P21-activated kinases 6 (PAK6) associated with many fundamental cellular processes in cancer including cell-cell adhesion, migration and apoptosis. Here, we report a novel function of PAK6 in mitosis. Expression of PAK6 peaks in the M phase. Knockdown of PAK6 increases cell number in G2/M and promotes cell proliferation. PAK6 specifically colocalizes with Eg5 in the centrosome. Depletion of PAK6 results in multipolar spindle and a simultaneous upregulation of Eg5. Further, the PAK6 depletion-induced multiple spindle and cell cycle progression is reversed by knockdown of Eg5. These data suggest that PAK6 regulates spindle formation and cell cycle by regulating Eg5 expression. Additionally, expression of PAK6 is upregulated when Eg5 is downregulated or inhibited. Thus, PAK6 and Eg5 negatively inter-regulate each other. Significantly, the effect of PAK6 expression on the outcome of the HCC patients is controlled by Eg5 expression. Inhibition of Eg5 reverses PAK6 depletion-promoted cell invasion. Collectively, our data indicate that the inter-regulation between PAK6 and Eg5 might promote the progression of HCC.
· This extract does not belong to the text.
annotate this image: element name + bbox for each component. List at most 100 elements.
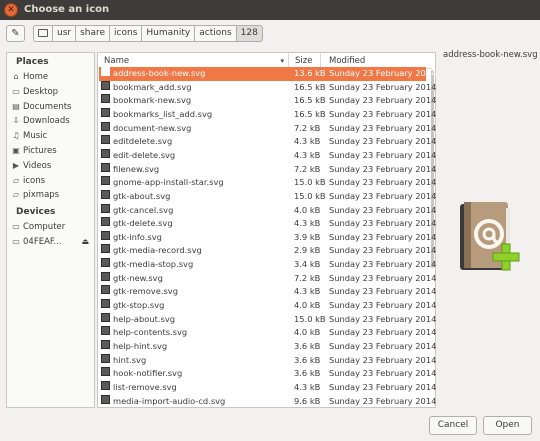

P21活化激酶6（PAK6）与癌症中的许多基本细胞过程有关，包括细胞粘附，迁移和凋亡。在这里，我们报告PAK6在有丝分裂中的新型功能。PAK6的表达在M期达到峰值。抑制PAK6可增加G2 / M中的细胞数并促进细胞增殖。PAK6与Eg5在中心体中特异性共定位。PAK6的消耗导致多极纺锤体和Eg5的同时上调。此外，通过敲除Eg5逆转了PAK6耗竭诱导的多纺锤和细胞周期进程。这些数据表明PAK6通过调节Eg5表达来调节纺锤体形成和细胞周期。另外，当Eg5被下调或抑制时，PAK6的表达被上调。因此，PAK6和Eg5相互负调控。重要的是 PAK6表达对HCC患者预后的影响由Eg5表达控制。抑制Eg5可逆转PAK6耗竭促进的细胞侵袭。总体而言，我们的数据表明PAK6和Eg5之间的相互调节可能会促进肝癌的发展。